We found a case where a worker is definitely working on an activity, but when it went to report it as complete, the service responded with not_exists. Inspecting the workflow execution history showed that there was an event for ActivityScheduled, but no event for ActivityStarted. How can the worker be working on it if the history contains no event for ActivityStarted?
Temporal has various optimizations to avoid unnecessary history growth. When an activity has an associated retry policy (and Temporal assigns one to every activity by default) its start and completion events are not written to the history until activity completes successfully or no more retries will be attempted. This way an activity can stay in retry loop for a very long time without causing any history growth. The ActivityTaskStartedEvent
contains number of actual activity executions in the attempt
field.
You can see all currently executing activities in the UI summary page for the workflow in the pending activities section. Or you can use CLI workflow describe
command to see the same data. Each pending activity information includes a number of attempts so far as well as information about the last failure.
We understand that the current UI experience is not the most intuitive one.

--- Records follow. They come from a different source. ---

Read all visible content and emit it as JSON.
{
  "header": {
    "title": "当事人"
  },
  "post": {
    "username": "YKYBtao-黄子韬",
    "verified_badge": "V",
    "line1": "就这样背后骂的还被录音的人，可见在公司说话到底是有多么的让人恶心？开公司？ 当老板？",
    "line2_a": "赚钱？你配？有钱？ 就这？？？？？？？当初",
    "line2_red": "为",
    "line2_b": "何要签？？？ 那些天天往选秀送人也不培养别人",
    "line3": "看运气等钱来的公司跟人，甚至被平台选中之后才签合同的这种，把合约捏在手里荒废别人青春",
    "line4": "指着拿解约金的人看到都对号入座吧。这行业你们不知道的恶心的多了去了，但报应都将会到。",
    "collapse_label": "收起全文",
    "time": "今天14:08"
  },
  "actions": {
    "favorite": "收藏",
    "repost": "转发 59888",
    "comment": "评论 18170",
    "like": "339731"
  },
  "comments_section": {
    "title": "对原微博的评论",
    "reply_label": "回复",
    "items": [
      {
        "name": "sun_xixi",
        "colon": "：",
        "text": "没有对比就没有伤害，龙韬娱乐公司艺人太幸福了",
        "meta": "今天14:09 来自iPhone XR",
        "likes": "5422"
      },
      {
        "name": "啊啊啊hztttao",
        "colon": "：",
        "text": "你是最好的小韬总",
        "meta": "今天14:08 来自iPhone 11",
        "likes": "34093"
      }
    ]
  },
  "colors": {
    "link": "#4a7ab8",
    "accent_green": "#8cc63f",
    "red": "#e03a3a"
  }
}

We will try to make it cleaner in the future.
Thanks. That does explain why the workflow execution history looks the way it does.

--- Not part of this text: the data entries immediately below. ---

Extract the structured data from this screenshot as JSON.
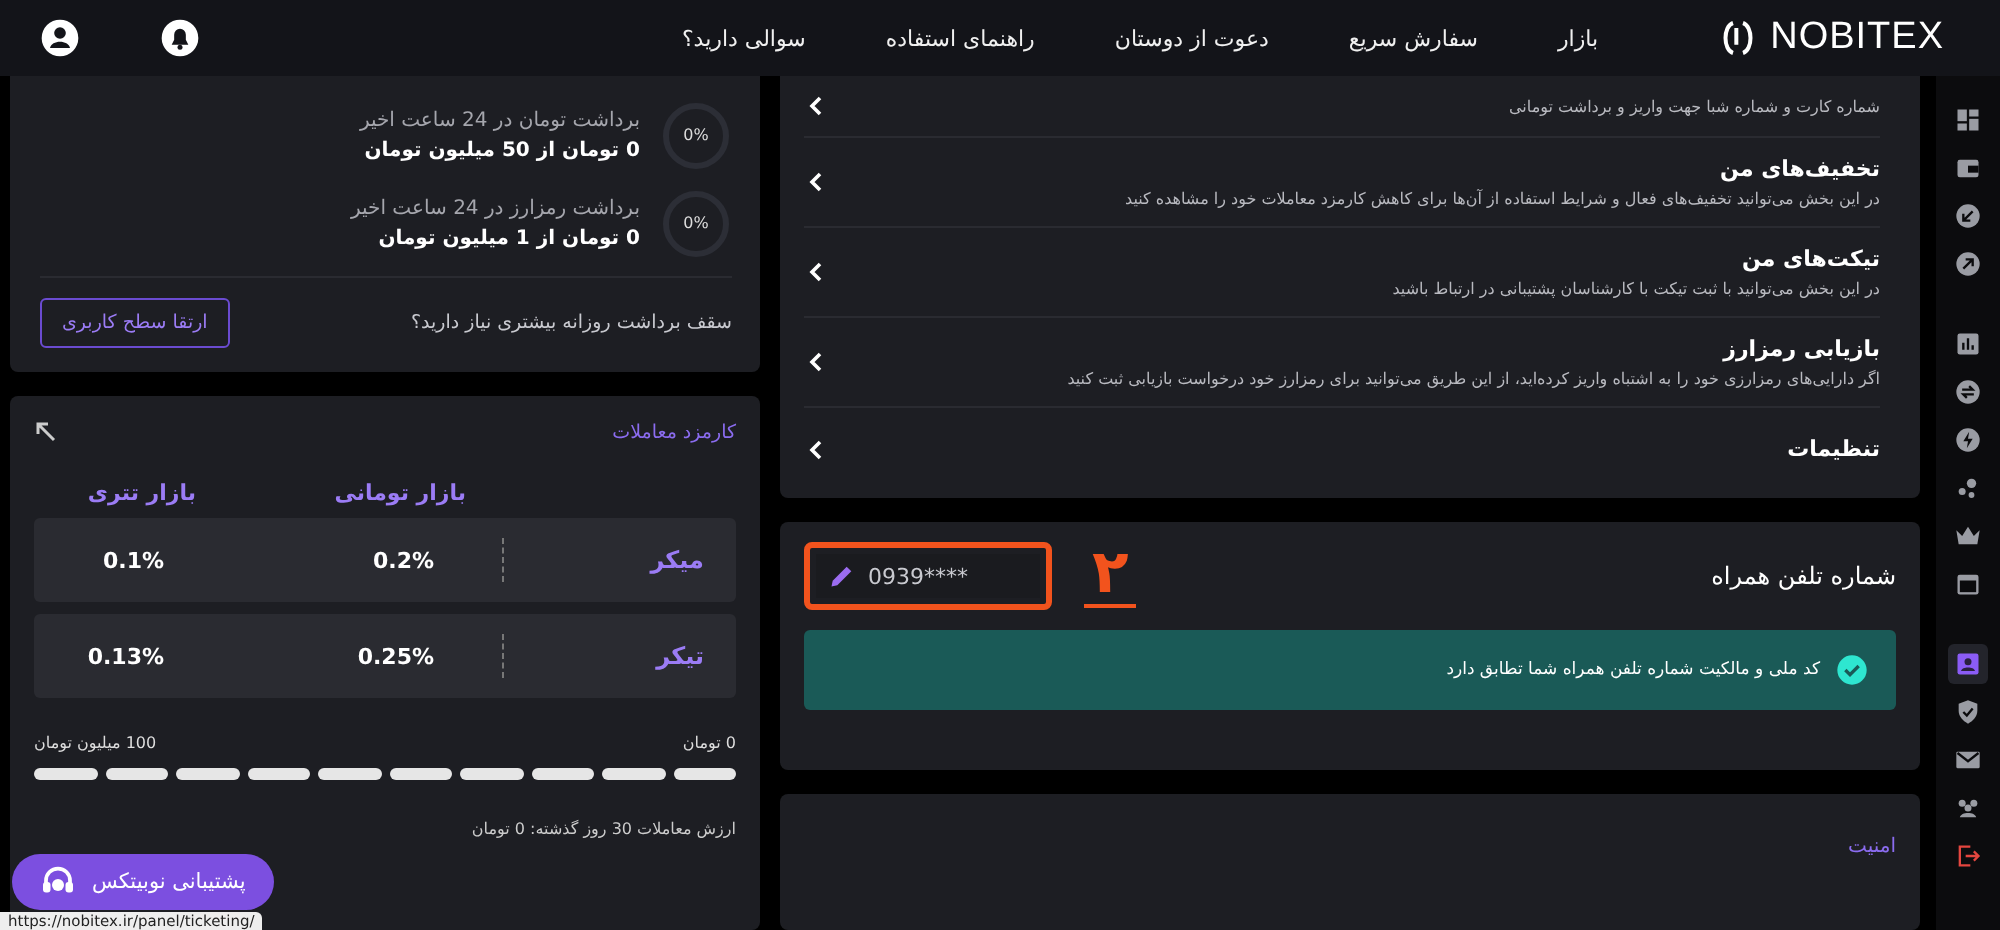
{
  "header": {
    "logo": "NOBITEX",
    "nav": [
      "بازار",
      "سفارش سریع",
      "دعوت از دوستان",
      "راهنمای استفاده",
      "سوالی دارید؟"
    ]
  },
  "sidebar": {
    "groups": [
      {
        "items": [
          {
            "kind": "dashboard",
            "selected": false
          },
          {
            "kind": "wallet",
            "selected": false
          },
          {
            "kind": "deposit",
            "selected": false
          },
          {
            "kind": "withdraw",
            "selected": false
          }
        ]
      },
      {
        "items": [
          {
            "kind": "chart",
            "selected": false
          },
          {
            "kind": "exchange",
            "selected": false
          },
          {
            "kind": "bolt",
            "selected": false
          },
          {
            "kind": "dots",
            "selected": false
          },
          {
            "kind": "crown",
            "selected": false
          },
          {
            "kind": "calendar",
            "selected": false
          }
        ]
      },
      {
        "items": [
          {
            "kind": "profile",
            "selected": true
          },
          {
            "kind": "shield",
            "selected": false
          },
          {
            "kind": "mail",
            "selected": false
          },
          {
            "kind": "people",
            "selected": false
          },
          {
            "kind": "logout",
            "selected": false
          }
        ]
      }
    ]
  },
  "limits": {
    "rows": [
      {
        "percent": "0%",
        "title": "برداشت تومان در 24 ساعت اخیر",
        "value": "0 تومان از 50 میلیون تومان"
      },
      {
        "percent": "0%",
        "title": "برداشت رمزارز در 24 ساعت اخیر",
        "value": "0 تومان از 1 میلیون تومان"
      }
    ],
    "question": "سقف برداشت روزانه بیشتری نیاز دارید؟",
    "button": "ارتقا سطح کاربری"
  },
  "fees": {
    "title": "کارمزد معاملات",
    "columns": [
      "بازار تومانی",
      "بازار تتری"
    ],
    "rows": [
      {
        "label": "میکر",
        "toman": "0.2%",
        "tether": "0.1%"
      },
      {
        "label": "تیکر",
        "toman": "0.25%",
        "tether": "0.13%"
      }
    ],
    "range_start": "0 تومان",
    "range_end": "100 میلیون تومان",
    "volume": "ارزش معاملات 30 روز گذشته: 0 تومان"
  },
  "menu": {
    "items": [
      {
        "description": "شماره کارت و شماره شبا جهت واریز و برداشت تومانی"
      },
      {
        "title": "تخفیف‌های من",
        "description": "در این بخش می‌توانید تخفیف‌های فعال و شرایط استفاده از آن‌ها برای کاهش کارمزد معاملات خود را مشاهده کنید"
      },
      {
        "title": "تیکت‌های من",
        "description": "در این بخش می‌توانید با ثبت تیکت با کارشناسان پشتیبانی در ارتباط باشید"
      },
      {
        "title": "بازیابی رمزارز",
        "description": "اگر دارایی‌های رمزارزی خود را به اشتباه واریز کرده‌اید، از این طریق می‌توانید برای رمزارز خود درخواست بازیابی ثبت کنید"
      },
      {
        "title": "تنظیمات"
      }
    ]
  },
  "phone": {
    "title": "شماره تلفن همراه",
    "value": "0939****",
    "annotation": "۲",
    "alert": "کد ملی و مالکیت شماره تلفن همراه شما تطابق دارد"
  },
  "security": {
    "title": "امنیت"
  },
  "support_button": "پشتیبانی نوبیتکس",
  "status_url": "https://nobitex.ir/panel/ticketing/"
}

But it does not explain why the service responded with not_exists
when the worker tried to complete the event. This happened well before any configured timeout (the first timeout was scheduledToStart at 5 minutes).
I’m suspecting a timeout. Could you post the ActivityTaskScheduled
event? Input payload is not needed.
This doesn’t look right. What persistence do you use?
Postgres
Then my guess is that it is PostgreSQL integration bug.

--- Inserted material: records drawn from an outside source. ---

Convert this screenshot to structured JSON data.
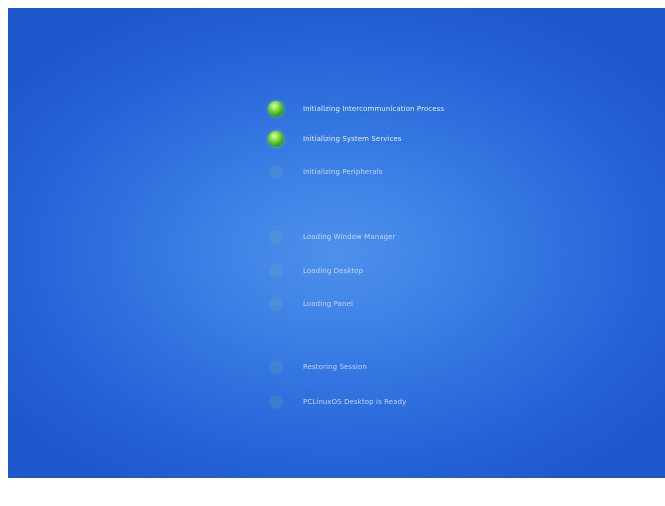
{
  "boot": {
    "steps": [
      {
        "label": "Initializing Intercommunication Process",
        "status": "done"
      },
      {
        "label": "Initializing System Services",
        "status": "done"
      },
      {
        "label": "Initializing Peripherals",
        "status": "pending"
      },
      {
        "label": "Loading Window Manager",
        "status": "pending"
      },
      {
        "label": "Loading Desktop",
        "status": "pending"
      },
      {
        "label": "Loading Panel",
        "status": "pending"
      },
      {
        "label": "Restoring Session",
        "status": "pending"
      },
      {
        "label": "PCLinuxOS Desktop is Ready",
        "status": "pending"
      }
    ]
  },
  "colors": {
    "background_center": "#4d90ec",
    "background_edge": "#1f58cc",
    "done_indicator": "#4cb424",
    "pending_indicator": "#7fbf94",
    "label_text": "#e4eeff"
  },
  "icons": {
    "done": "green-orb-icon",
    "pending": "dim-orb-icon"
  }
}
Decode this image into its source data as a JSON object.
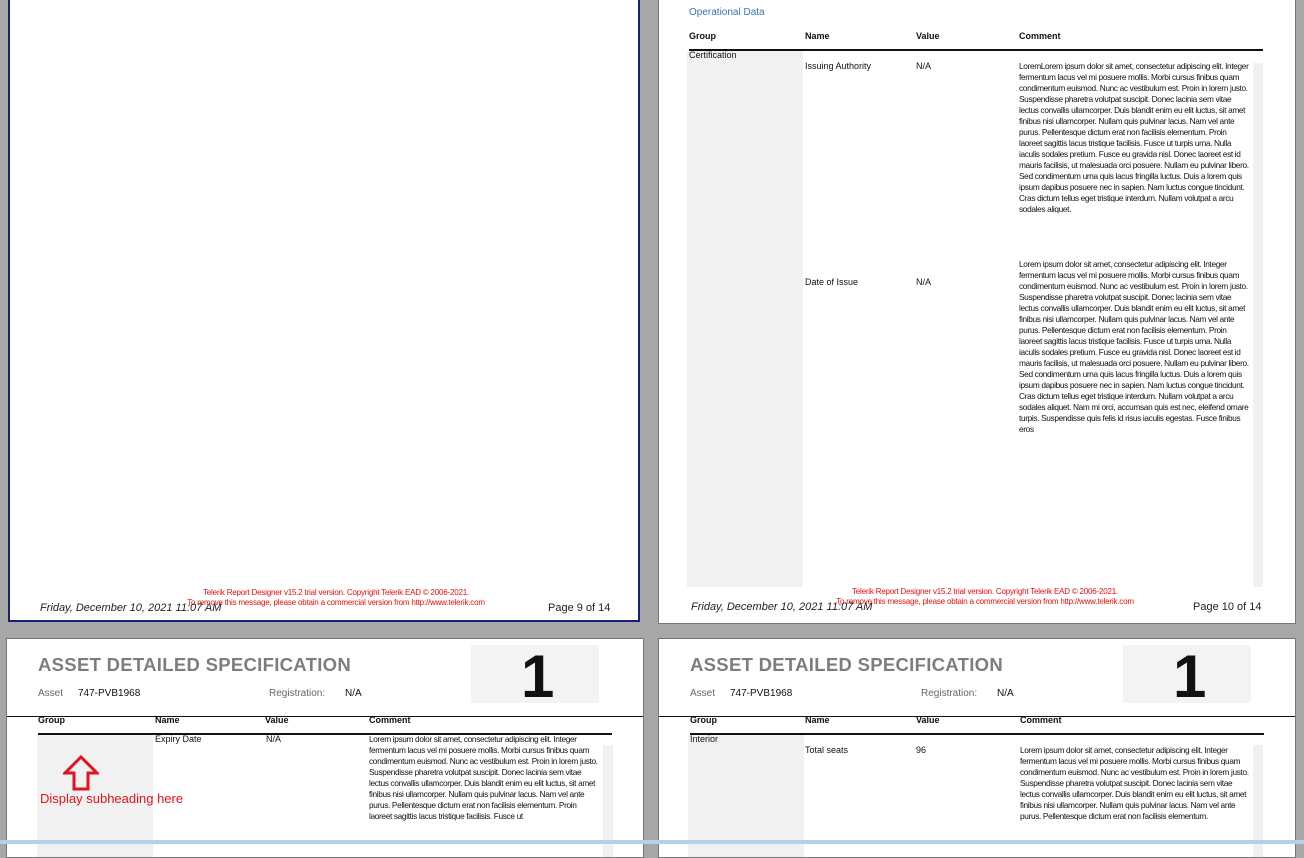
{
  "footer": {
    "date": "Friday, December 10, 2021 11:07 AM",
    "trial_line1": "Telerik Report Designer v15.2 trial version. Copyright Telerik EAD © 2006-2021.",
    "trial_line2": "To remove this message, please obtain a commercial version from http://www.telerik.com"
  },
  "page9": {
    "page_label": "Page 9 of 14"
  },
  "page10": {
    "page_label": "Page 10 of 14",
    "section_title": "Operational Data",
    "headers": {
      "group": "Group",
      "name": "Name",
      "value": "Value",
      "comment": "Comment"
    },
    "group": "Certification",
    "rows": [
      {
        "name": "Issuing Authority",
        "value": "N/A",
        "comment": "LoremLorem ipsum dolor sit amet, consectetur adipiscing elit. Integer fermentum lacus vel mi posuere mollis. Morbi cursus finibus quam condimentum euismod. Nunc ac vestibulum est. Proin in lorem justo. Suspendisse pharetra volutpat suscipit. Donec lacinia sem vitae lectus convallis ullamcorper. Duis blandit enim eu elit luctus, sit amet finibus nisi ullamcorper. Nullam quis pulvinar lacus. Nam vel ante purus. Pellentesque dictum erat non facilisis elementum. Proin laoreet sagittis lacus tristique facilisis. Fusce ut turpis urna. Nulla iaculis sodales pretium. Fusce eu gravida nisl. Donec laoreet est id mauris facilisis, ut malesuada orci posuere. Nullam eu pulvinar libero. Sed condimentum urna quis lacus fringilla luctus. Duis a lorem quis ipsum dapibus posuere nec in sapien. Nam luctus congue tincidunt. Cras dictum tellus eget tristique interdum. Nullam volutpat a arcu sodales aliquet."
      },
      {
        "name": "Date of Issue",
        "value": "N/A",
        "comment": "Lorem ipsum dolor sit amet, consectetur adipiscing elit. Integer fermentum lacus vel mi posuere mollis. Morbi cursus finibus quam condimentum euismod. Nunc ac vestibulum est. Proin in lorem justo. Suspendisse pharetra volutpat suscipit. Donec lacinia sem vitae lectus convallis ullamcorper. Duis blandit enim eu elit luctus, sit amet finibus nisi ullamcorper. Nullam quis pulvinar lacus. Nam vel ante purus. Pellentesque dictum erat non facilisis elementum. Proin laoreet sagittis lacus tristique facilisis. Fusce ut turpis urna. Nulla iaculis sodales pretium. Fusce eu gravida nisl. Donec laoreet est id mauris facilisis, ut malesuada orci posuere. Nullam eu pulvinar libero. Sed condimentum urna quis lacus fringilla luctus. Duis a lorem quis ipsum dapibus posuere nec in sapien. Nam luctus congue tincidunt. Cras dictum tellus eget tristique interdum. Nullam volutpat a arcu sodales aliquet.  Nam mi orci, accumsan quis est nec, eleifend ornare turpis. Suspendisse quis felis id risus iaculis egestas. Fusce finibus eros"
      }
    ]
  },
  "page11": {
    "title": "ASSET DETAILED SPECIFICATION",
    "number": "1",
    "asset_label": "Asset",
    "asset_value": "747-PVB1968",
    "registration_label": "Registration:",
    "registration_value": "N/A",
    "headers": {
      "group": "Group",
      "name": "Name",
      "value": "Value",
      "comment": "Comment"
    },
    "row": {
      "name": "Expiry Date",
      "value": "N/A",
      "comment": "Lorem ipsum dolor sit amet, consectetur adipiscing elit. Integer fermentum lacus vel mi posuere mollis. Morbi cursus finibus quam condimentum euismod. Nunc ac vestibulum est. Proin in lorem justo. Suspendisse pharetra volutpat suscipit. Donec lacinia sem vitae lectus convallis ullamcorper. Duis blandit enim eu elit luctus, sit amet finibus nisi ullamcorper. Nullam quis pulvinar lacus. Nam vel ante purus. Pellentesque dictum erat non facilisis elementum. Proin laoreet sagittis lacus tristique facilisis. Fusce ut"
    },
    "annotation": "Display subheading here"
  },
  "page12": {
    "title": "ASSET DETAILED SPECIFICATION",
    "number": "1",
    "asset_label": "Asset",
    "asset_value": "747-PVB1968",
    "registration_label": "Registration:",
    "registration_value": "N/A",
    "headers": {
      "group": "Group",
      "name": "Name",
      "value": "Value",
      "comment": "Comment"
    },
    "group": "Interior",
    "row": {
      "name": "Total seats",
      "value": "96",
      "comment": "Lorem ipsum dolor sit amet, consectetur adipiscing elit. Integer fermentum lacus vel mi posuere mollis. Morbi cursus finibus quam condimentum euismod. Nunc ac vestibulum est. Proin in lorem justo. Suspendisse pharetra volutpat suscipit. Donec lacinia sem vitae lectus convallis ullamcorper. Duis blandit enim eu elit luctus, sit amet finibus nisi ullamcorper. Nullam quis pulvinar lacus. Nam vel ante purus. Pellentesque dictum erat non facilisis elementum."
    }
  }
}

I think I found the HistoryService log entries that correspond to the failed RespondActivityTaskCompleted request:
It doesn’t tell me much.
PosgreSQL integration has multiple reported bugs. We don’t recommend running it in production at this point.
The only specific bug I have heard mentioned is the child workflows, which we don’t use. Is there a list of other bugs somewhere?
I’m not aware about such list. But as we never ran any real tests of the integration it is hard to say how many bugs are there.
Why is there so little information in the logs? It says only, “application_error”. But when I look in the historyEngine code, there are like 5 specific errors that can get returned from RespondActivityTaskCompleted. Are those not logged anywhere?
This looks like an issue with the rpc layer used by Cadence which might be eating up the actual error returned by the service.
Then where is it stored? Is it just in memory on a History node? What if that node dies?
It is stored in the DB in the executions table.
This shows two poll responses for the same activity within seconds of each other. This should not happen, right? The activity timeout is 2 minutes. After the first poll response, the worker tried to complete the activity and the service reported ActivityNotFound. Any suggestions for how to debug this?
Are you able to reproduce this problem using different DB? I believe these are manifestations of bugs in the PostreSQL integration.
I haven’t been able to repro on my desktop (where I can try a different DB). If I can, I will try it.
But assuming it is Postgres, do you have any tips for how I can debug and maybe fix?